Singapore Finance Minister Heng Swee Keat stepped aside as the designated successor to Prime Minister Lee Hsien Loong (picture), a shock move that will likely push back a long-telegraphed power transition in the city-state.

In a letter addressed to Lee on Thursday, Heng said the pandemic meant that he would likely be too old to take over as prime minister “when the crisis is over” roughly five years from now. He said a younger leader should take over instead, adding that he stands ready to support whomever is chosen by party officials.

“When I also consider the ages at which our first three prime ministers took on the job, I would have too short a runway should I become the next prime minister then,” Heng wrote. “We need a leader who will not only rebuild Singapore post-Covid-19, but also lead the next phase of our nation-building effort,” he added.

In a separate letter, Lee said he respected the decision and noted that Heng would step aside as finance minister in the next cabinet reshuffle. Channel News Asia reported that would take place in about two weeks.

“Together with the Senior Ministers, you will help me mentor the younger Ministers as the team develop and identify from among themselves another leader, in order to make a smooth and timely leadership transition,” Lee wrote.

The time frame spelled out by Heng leaves room for Lee to serve as prime minister for as long as half a decade more, unless party officials pick a new successor quickly. While Lee has previously signaled his intention to step down by the time he turns 70 in February 2022, last year he reaffirmed a pledge to stay until the country was in “good working order” following the weakest election performance ever by his ruling People’s Action Party.

In a separate statement Thursday, a group of younger party leaders said they respected Heng’s decision and asked Lee “to stay on as prime minister until such time when a new successor is chosen by the team and is ready to take over.”

“This unexpected turn of events is a setback for our succession planning,” the 32 so-called fourth-generation party members said in a statement. “We recognize that Singaporeans will be concerned. We seek your support and understanding, as we choose another leader for the team.”

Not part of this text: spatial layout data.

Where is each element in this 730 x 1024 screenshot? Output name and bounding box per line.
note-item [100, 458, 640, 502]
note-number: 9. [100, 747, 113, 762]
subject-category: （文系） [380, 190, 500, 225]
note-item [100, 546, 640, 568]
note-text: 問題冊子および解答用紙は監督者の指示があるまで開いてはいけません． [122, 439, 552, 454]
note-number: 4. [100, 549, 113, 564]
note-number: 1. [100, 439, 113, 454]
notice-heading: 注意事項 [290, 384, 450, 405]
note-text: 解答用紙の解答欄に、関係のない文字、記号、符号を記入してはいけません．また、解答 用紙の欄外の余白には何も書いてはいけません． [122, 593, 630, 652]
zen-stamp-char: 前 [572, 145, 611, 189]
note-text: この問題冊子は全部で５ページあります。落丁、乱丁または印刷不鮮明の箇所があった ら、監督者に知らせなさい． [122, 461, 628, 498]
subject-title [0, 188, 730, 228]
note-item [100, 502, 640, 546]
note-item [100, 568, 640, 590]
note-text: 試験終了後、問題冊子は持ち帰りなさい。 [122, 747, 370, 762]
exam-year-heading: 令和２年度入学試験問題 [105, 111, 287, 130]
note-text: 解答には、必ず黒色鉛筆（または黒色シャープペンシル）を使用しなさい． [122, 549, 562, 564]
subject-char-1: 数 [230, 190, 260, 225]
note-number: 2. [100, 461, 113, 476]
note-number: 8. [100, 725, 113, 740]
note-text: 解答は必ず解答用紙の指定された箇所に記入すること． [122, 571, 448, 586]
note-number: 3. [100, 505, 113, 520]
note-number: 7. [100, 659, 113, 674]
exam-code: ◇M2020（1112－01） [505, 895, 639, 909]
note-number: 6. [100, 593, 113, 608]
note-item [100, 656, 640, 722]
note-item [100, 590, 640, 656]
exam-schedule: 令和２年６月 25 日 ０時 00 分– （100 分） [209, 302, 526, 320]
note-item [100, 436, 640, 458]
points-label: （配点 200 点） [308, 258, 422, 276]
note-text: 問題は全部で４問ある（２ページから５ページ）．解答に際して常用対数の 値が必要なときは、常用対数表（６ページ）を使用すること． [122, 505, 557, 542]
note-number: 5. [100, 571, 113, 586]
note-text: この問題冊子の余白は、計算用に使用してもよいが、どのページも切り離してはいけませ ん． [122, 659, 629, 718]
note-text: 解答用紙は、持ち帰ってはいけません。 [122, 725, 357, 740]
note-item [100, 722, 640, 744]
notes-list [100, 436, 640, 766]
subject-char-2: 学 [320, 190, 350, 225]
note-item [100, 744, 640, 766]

A career civil servant and politician, Heng is currently both deputy prime minister and finance minister. His soft-spoken nature and collaborative approach won him allies in the business community, but a poorer-than-expected showing in the 2020 elections drew questions about his popularity and threw the timetable for succession into doubt.

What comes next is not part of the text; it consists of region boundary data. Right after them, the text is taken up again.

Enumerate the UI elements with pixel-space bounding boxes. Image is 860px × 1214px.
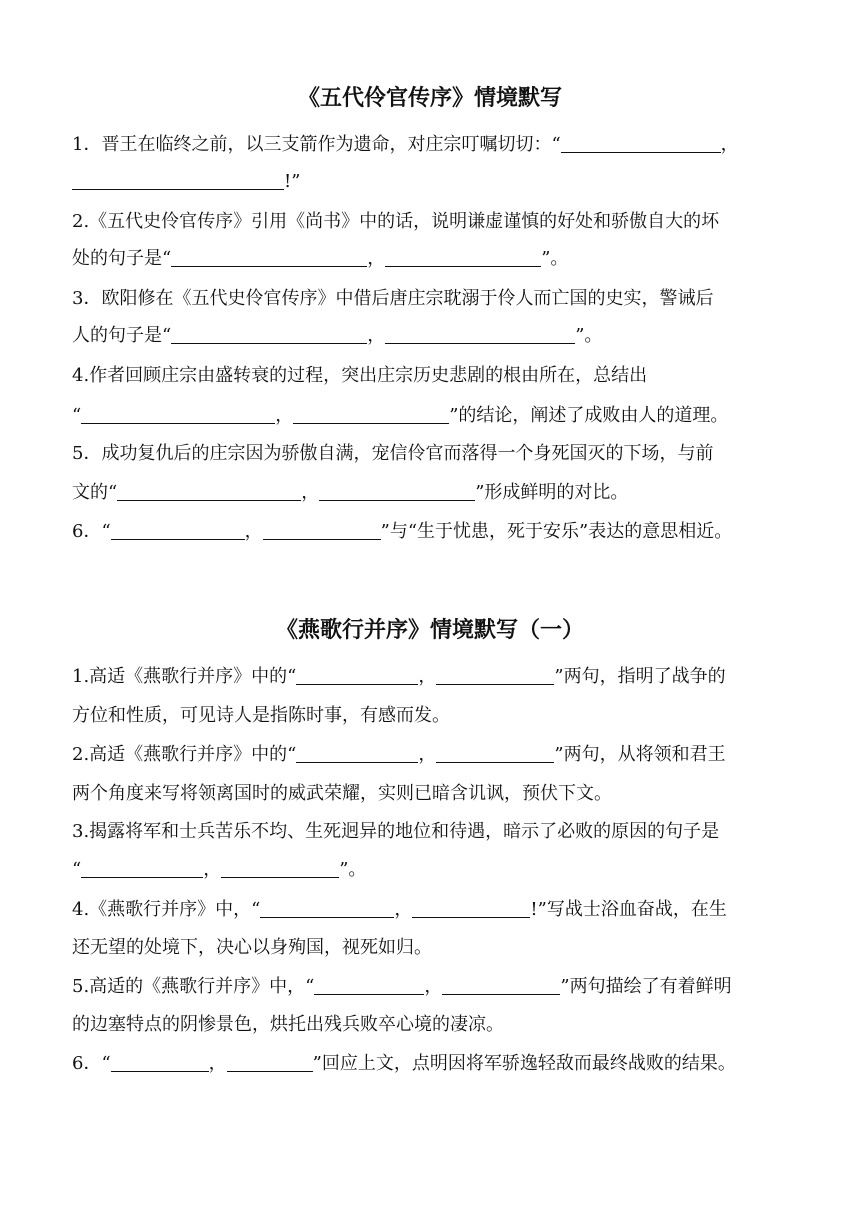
- answer-blank[interactable]: [221, 859, 339, 878]
- answer-blank[interactable]: [442, 976, 560, 995]
- q4-line1: 4.作者回顾庄宗由盛转衰的过程，突出庄宗历史悲剧的根由所在，总结出: [72, 365, 648, 386]
- q2-line1: 2.《五代史伶官传序》引用《尚书》中的话，说明谦虚谨慎的好处和骄傲自大的坏: [72, 211, 720, 232]
- answer-blank[interactable]: [117, 482, 301, 501]
- answer-blank[interactable]: [227, 1053, 313, 1072]
- answer-blank[interactable]: [561, 134, 721, 153]
- answer-blank[interactable]: [319, 482, 475, 501]
- worksheet-page: 《五代伶官传序》情境默写 1．晋王在临终之前，以三支箭作为遗命，对庄宗叮嘱切切：“ ， !” 2.《五代史伶官传序》引用《尚书》中的话，说明谦虚谨慎的好处和骄傲自大的坏 处的句子是“ ， ”。 3．欧阳修在《五代史伶官传序》中借后唐庄宗耽溺于伶人而亡国的史实，警诫后 人的句子是“ ， ”。 4.作者回顾庄宗由盛转衰的过程，突出庄宗历史悲剧的根由所在，总结出 “ ， ”的结论，阐述了成败由人的道理。 5．成功复仇后的庄宗因为骄傲自满，宠信伶官而落得一个身死国灭的下场，与前 文的“ ， ”形成鲜明的对比。 6．“ ， ”与“生于忧患，死于安乐”表达的意思相近。 《燕歌行并序》情境默写（一） 1.高适《燕歌行并序》中的“ ， ”两句，指明了战争的 方位和性质，可见诗人是指陈时事，有感而发。 2.高适《燕歌行并序》中的“ ， ”两句，从将领和君王 两个角度来写将领离国时的威武荣耀，实则已暗含讥讽，预伏下文。 3.揭露将军和士兵苦乐不均、生死迥异的地位和待遇，暗示了必败的原因的句子是 “ ， ”。 4.《燕歌行并序》中，“ ， !”写战士浴血奋战，在生 还无望的处境下，决心以身殉国，视死如归。 5.高适的《燕歌行并序》中，“ ， ”两句描绘了有着鲜明 的边塞特点的阴惨景色，烘托出残兵败卒心境的凄凉。 6．“ ， ”回应上文，点明因将军骄逸轻敌而最终战败的结果。: [0, 0, 860, 1214]
- section1-title: 《五代伶官传序》情境默写: [297, 86, 562, 111]
- answer-blank[interactable]: [81, 859, 203, 878]
- section2-title: 《燕歌行并序》情境默写（一）: [275, 618, 584, 643]
- answer-blank[interactable]: [72, 171, 284, 190]
- section2-q3-line1: 3.揭露将军和士兵苦乐不均、生死迥异的地位和待遇，暗示了必败的原因的句子是: [72, 821, 720, 842]
- answer-blank[interactable]: [81, 405, 275, 424]
- answer-blank[interactable]: [296, 666, 418, 685]
- answer-blank[interactable]: [412, 899, 530, 918]
- q3-line1: 3．欧阳修在《五代史伶官传序》中借后唐庄宗耽溺于伶人而亡国的史实，警诫后: [72, 288, 714, 309]
- answer-blank[interactable]: [171, 325, 367, 344]
- answer-blank[interactable]: [293, 405, 449, 424]
- answer-blank[interactable]: [263, 521, 381, 540]
- q5-line1: 5．成功复仇后的庄宗因为骄傲自满，宠信伶官而落得一个身死国灭的下场，与前: [72, 443, 714, 464]
- answer-blank[interactable]: [436, 744, 554, 763]
- answer-blank[interactable]: [296, 744, 418, 763]
- answer-blank[interactable]: [385, 325, 575, 344]
- q1-text: 1．晋王在临终之前，以三支箭作为遗命，对庄宗叮嘱切切：“: [72, 134, 561, 155]
- answer-blank[interactable]: [314, 976, 424, 995]
- answer-blank[interactable]: [260, 899, 394, 918]
- answer-blank[interactable]: [436, 666, 554, 685]
- answer-blank[interactable]: [171, 248, 367, 267]
- answer-blank[interactable]: [385, 248, 541, 267]
- answer-blank[interactable]: [111, 521, 245, 540]
- answer-blank[interactable]: [111, 1053, 209, 1072]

Heng was poised to become Singapore’s fourth prime minister since 1965, a period that has seen uninterrupted rule by the People’s Action Party. His ascent would’ve heralded a change in leadership style for the nation, which for all but nearly 14 years has been run by Lee or his late father, Lee Kuan Yew.

Asked about succession plans in a November interview, Lee said the pandemic presented a “huge challenge” for Singapore.

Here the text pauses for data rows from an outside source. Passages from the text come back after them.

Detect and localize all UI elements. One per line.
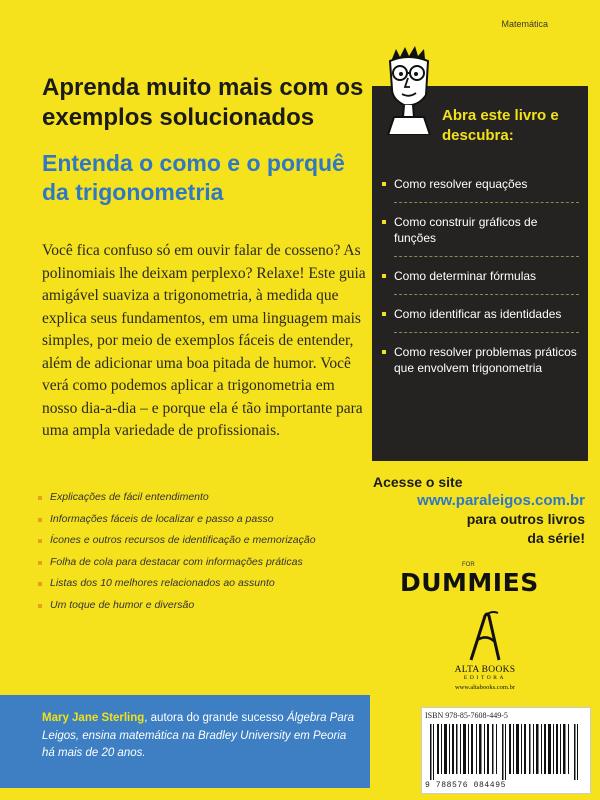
discover-item: Como resolver equações bbox=[382, 176, 582, 192]
divider bbox=[394, 202, 579, 203]
discover-box bbox=[372, 86, 588, 461]
divider bbox=[394, 294, 579, 295]
discover-item: Como identificar as identidades bbox=[382, 306, 582, 322]
category-label: Matemática bbox=[501, 19, 548, 29]
dummies-logo bbox=[400, 562, 550, 602]
divider bbox=[394, 332, 579, 333]
author-name: Mary Jane Sterling bbox=[42, 712, 145, 724]
discover-item: Como construir gráficos de funções bbox=[382, 214, 582, 246]
discover-list bbox=[382, 176, 582, 376]
website-link[interactable]: www.paraleigos.com.br bbox=[417, 491, 585, 509]
promo-line: da série! bbox=[527, 529, 585, 546]
feature-item: Folha de cola para destacar com informações práticas bbox=[38, 552, 378, 574]
isbn-label: ISBN 978-85-7608-449-5 bbox=[425, 711, 508, 720]
publisher-logo bbox=[425, 610, 545, 705]
discover-item: Como resolver problemas práticos que envolvem trigonometria bbox=[382, 344, 582, 376]
dummies-mascot-icon bbox=[378, 45, 440, 135]
feature-item: Listas dos 10 melhores relacionados ao assunto bbox=[38, 573, 378, 595]
feature-item: Informações fáceis de localizar e passo a passo bbox=[38, 509, 378, 531]
publisher-site: www.altabooks.com.br bbox=[454, 684, 516, 691]
feature-item: Ícones e outros recursos de identificação e memorização bbox=[38, 530, 378, 552]
publisher-editora: EDITORA bbox=[463, 675, 507, 681]
barcode-icon bbox=[426, 724, 586, 780]
alta-books-a-icon bbox=[465, 610, 505, 662]
author-intro: , autora do grande sucesso bbox=[144, 712, 284, 724]
discover-title: Abra este livro e descubra: bbox=[442, 107, 559, 144]
barcode-digits: 9 788576 084495 bbox=[425, 781, 507, 790]
isbn-barcode-box bbox=[421, 707, 591, 794]
promo-line: para outros livros bbox=[466, 511, 585, 527]
website-promo bbox=[370, 473, 585, 547]
headline: Aprenda muito mais com os exemplos solucionados bbox=[42, 74, 364, 131]
discover-item: Como determinar fórmulas bbox=[382, 268, 582, 284]
for-label: FOR bbox=[462, 562, 475, 568]
description-text: Você fica confuso só em ouvir falar de cosseno? As polinomiais lhe deixam perplexo? Relaxe! Este guia amigável suaviza a trigonometria, à medida que explica seus fundamentos, em uma linguagem mais simples, por meio de exemplos fáceis de entender, além de adicionar uma boa pitada de humor. Você verá como podemos aplicar a trigonometria em nosso dia-a-dia – e porque ela é tão importante para uma ampla variedade de profissionais. bbox=[42, 242, 366, 439]
dummies-wordmark: DUMMIES bbox=[400, 568, 539, 597]
publisher-name: ALTA BOOKS bbox=[454, 665, 516, 675]
author-book-title: Álgebra Para Leigos bbox=[42, 712, 354, 742]
author-band bbox=[0, 695, 370, 788]
author-bio-rest: , ensina matemática na Bradley University em Peoria há mais de 20 anos. bbox=[42, 729, 347, 759]
divider bbox=[394, 256, 579, 257]
subheadline: Entenda o como e o porquê da trigonometria bbox=[42, 150, 345, 205]
feature-item: Um toque de humor e diversão bbox=[38, 595, 378, 617]
features-list bbox=[38, 487, 378, 616]
promo-line: Acesse o site bbox=[373, 474, 463, 490]
author-bio bbox=[42, 710, 362, 763]
feature-item: Explicações de fácil entendimento bbox=[38, 487, 378, 509]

“It’s existential, really, both economically as well as from a public health point of view, and I think it’s my responsibility to see us through this crisis before I hand it over in good shape — into good hands,” he said. “And I hope that will be before too long.”

Singapore’s economy is now showing signs of getting back on track from the worst slump in its history. Economists see Singapore’s growth recovering to a 5.9% pace this year, helped by about S$100 billion ($74 billion) in fiscal stimulus, following a 5.4% contraction in 2020 — the country’s worst performance since independence.

Lee, who came to power in 2004, has been one of the world’s most vocal leaders calling for the U.S. and China to avoid a destructive clash that could force smaller countries like Singapore to choose sides on everything from trade and technology to Covid-19 vaccines and territorial disputes in the South China Sea. The city-state supports a strong American presence in Asia by allowing the U.S. to use its military facilities while also counting China as its top trading partner.